In my last blog, I wrote about the wise use of professional specialists. This article contains a cautionary tale which shows how bringing in the professional specialist early on can prevent considerable problems later.
The article was written by Scott Evans, CCIM, CRMS of the Family Mortgage Team, LeaderOne Financial Corporation, Marietta, Ga. I have referred many couples going through divorce to Scott. Over the years he has earned his reputation as one of the top mortgage specialist working with divorcing couples, and has been able to help them get through some rough times.
The last several years – in both the real estate and lending industry – have been challenging to say the least.
Lending rules and guidelines change on a regular basis. This adds credence to a step we have always recommended to divorce professionals:Involve a mortgage specialist early on in the interview process.
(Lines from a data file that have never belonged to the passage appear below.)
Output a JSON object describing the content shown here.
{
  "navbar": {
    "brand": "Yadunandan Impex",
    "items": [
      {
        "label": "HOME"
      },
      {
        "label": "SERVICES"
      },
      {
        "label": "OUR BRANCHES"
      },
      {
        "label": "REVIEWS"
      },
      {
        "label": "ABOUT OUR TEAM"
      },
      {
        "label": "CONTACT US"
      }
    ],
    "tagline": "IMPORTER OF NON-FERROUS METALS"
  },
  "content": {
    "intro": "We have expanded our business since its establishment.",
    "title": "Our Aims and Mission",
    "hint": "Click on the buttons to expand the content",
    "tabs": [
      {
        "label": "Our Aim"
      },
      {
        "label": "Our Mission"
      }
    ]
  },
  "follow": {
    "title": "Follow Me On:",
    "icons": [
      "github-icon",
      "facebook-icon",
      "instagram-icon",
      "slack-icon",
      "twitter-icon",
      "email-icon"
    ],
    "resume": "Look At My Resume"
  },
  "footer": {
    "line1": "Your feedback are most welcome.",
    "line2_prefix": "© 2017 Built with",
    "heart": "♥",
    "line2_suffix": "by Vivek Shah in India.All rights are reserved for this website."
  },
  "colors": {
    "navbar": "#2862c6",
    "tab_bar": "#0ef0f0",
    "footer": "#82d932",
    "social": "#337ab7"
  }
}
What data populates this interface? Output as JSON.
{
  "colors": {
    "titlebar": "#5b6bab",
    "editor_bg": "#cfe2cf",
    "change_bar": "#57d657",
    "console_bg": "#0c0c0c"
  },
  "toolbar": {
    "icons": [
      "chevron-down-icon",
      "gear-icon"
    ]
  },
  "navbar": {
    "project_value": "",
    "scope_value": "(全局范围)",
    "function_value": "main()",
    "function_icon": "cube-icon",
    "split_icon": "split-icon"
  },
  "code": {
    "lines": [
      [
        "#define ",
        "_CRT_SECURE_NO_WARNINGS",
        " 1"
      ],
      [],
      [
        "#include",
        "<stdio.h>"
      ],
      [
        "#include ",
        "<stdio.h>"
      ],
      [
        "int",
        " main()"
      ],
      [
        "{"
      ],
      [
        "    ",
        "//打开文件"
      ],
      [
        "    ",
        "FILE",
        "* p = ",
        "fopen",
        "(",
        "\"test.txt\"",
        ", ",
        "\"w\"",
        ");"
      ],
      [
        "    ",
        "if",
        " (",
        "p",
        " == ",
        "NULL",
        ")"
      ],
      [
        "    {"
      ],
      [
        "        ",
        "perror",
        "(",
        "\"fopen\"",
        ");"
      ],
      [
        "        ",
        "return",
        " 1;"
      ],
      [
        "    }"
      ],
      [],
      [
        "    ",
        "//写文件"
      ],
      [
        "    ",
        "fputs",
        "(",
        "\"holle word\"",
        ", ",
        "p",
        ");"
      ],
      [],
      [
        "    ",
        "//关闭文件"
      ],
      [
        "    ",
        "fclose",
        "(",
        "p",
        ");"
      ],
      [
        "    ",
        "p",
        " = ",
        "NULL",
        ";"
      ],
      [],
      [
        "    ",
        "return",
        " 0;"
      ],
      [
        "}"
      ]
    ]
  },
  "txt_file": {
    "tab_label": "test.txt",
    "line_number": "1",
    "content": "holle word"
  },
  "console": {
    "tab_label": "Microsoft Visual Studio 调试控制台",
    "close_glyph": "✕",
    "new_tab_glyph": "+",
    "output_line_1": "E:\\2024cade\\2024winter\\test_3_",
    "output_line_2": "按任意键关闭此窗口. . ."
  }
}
Involving someone from the lending arena early on ensures that the couple’s housing needs can be fulfilled in any agreement that gets finalized. At LeaderOne, we have a housing/mortgage checklist that we recommend utilizing in the discovery phase of the process. This gets shared with the mortgage professional so we can be called upon as you work through the process of negotiating a settlement.
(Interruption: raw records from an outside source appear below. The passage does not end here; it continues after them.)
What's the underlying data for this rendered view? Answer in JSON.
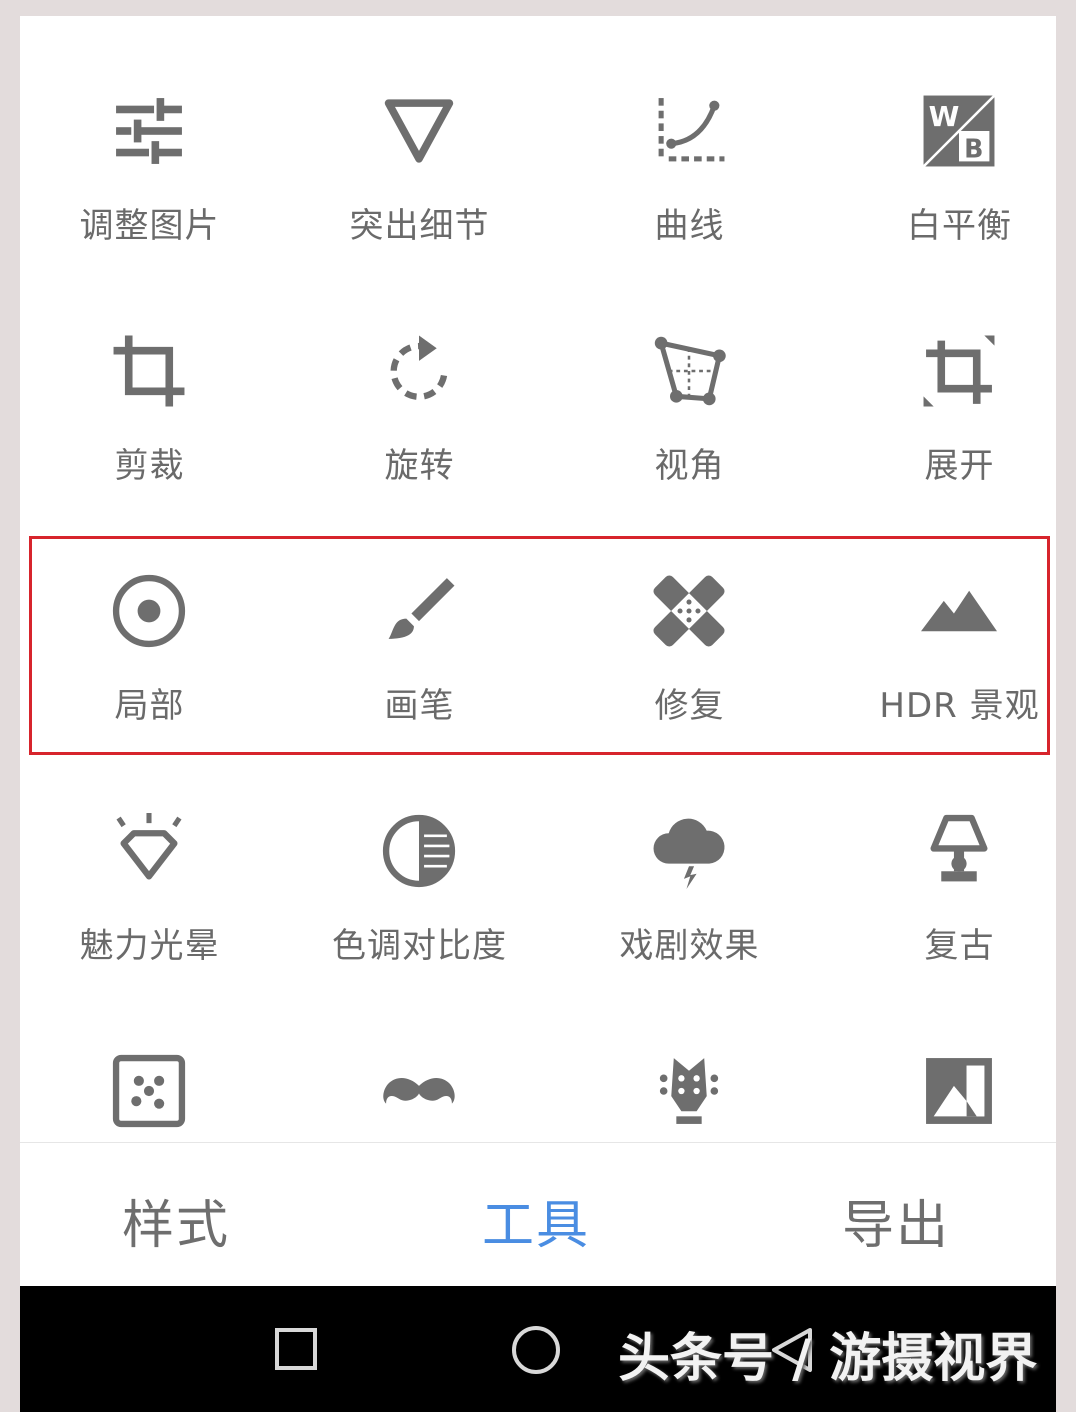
{
  "tools": [
    {
      "label": "调整图片",
      "icon": "tune-sliders-icon"
    },
    {
      "label": "突出细节",
      "icon": "triangle-details-icon"
    },
    {
      "label": "曲线",
      "icon": "curves-icon"
    },
    {
      "label": "白平衡",
      "icon": "white-balance-icon"
    },
    {
      "label": "剪裁",
      "icon": "crop-icon"
    },
    {
      "label": "旋转",
      "icon": "rotate-icon"
    },
    {
      "label": "视角",
      "icon": "perspective-icon"
    },
    {
      "label": "展开",
      "icon": "expand-icon"
    },
    {
      "label": "局部",
      "icon": "selective-icon"
    },
    {
      "label": "画笔",
      "icon": "brush-icon"
    },
    {
      "label": "修复",
      "icon": "healing-icon"
    },
    {
      "label": "HDR 景观",
      "icon": "hdr-scape-icon"
    },
    {
      "label": "魅力光晕",
      "icon": "glamour-glow-icon"
    },
    {
      "label": "色调对比度",
      "icon": "tonal-contrast-icon"
    },
    {
      "label": "戏剧效果",
      "icon": "drama-icon"
    },
    {
      "label": "复古",
      "icon": "vintage-lamp-icon"
    },
    {
      "label": "",
      "icon": "grainy-film-icon"
    },
    {
      "label": "",
      "icon": "retrolux-mustache-icon"
    },
    {
      "label": "",
      "icon": "grunge-guitar-icon"
    },
    {
      "label": "",
      "icon": "black-white-icon"
    }
  ],
  "tabs": [
    {
      "label": "样式",
      "active": false
    },
    {
      "label": "工具",
      "active": true
    },
    {
      "label": "导出",
      "active": false
    }
  ],
  "navbar": {
    "buttons": [
      "recent-apps-icon",
      "home-icon",
      "back-icon"
    ],
    "watermark": "头条号 / 游摄视界"
  },
  "colors": {
    "icon": "#6e6e6e",
    "label": "#6a6a6a",
    "active_tab": "#4a8de2",
    "highlight_border": "#d7242c"
  }
}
By not taking these steps, you run the risk of negotiating an agreement in which one or both of the clients are supposed to live up to certain obligations that they are not capable of doing, from a real estate loan perspective.
Here is a simple example:
- The husband works and the wife does not.
- Their agreement provides that child and spousal support be paid by the husband.
- The plan is for the husband to stay in the existing marital home and refinance the loan into his name only and the wife to go buy a house for herself and the kids.
The problem is that the husband is straddled with too much spousal support to qualify – and in order for the wife to qualify she will need to receive the child and spousal support for a minimum of 6 months in order to use that income to qualify, depending on the loan program. A truly double-edged sword.
Involving a mortgage professional early on can help you avoid these pitfalls, making for more referrals, and more importantly, a happy client.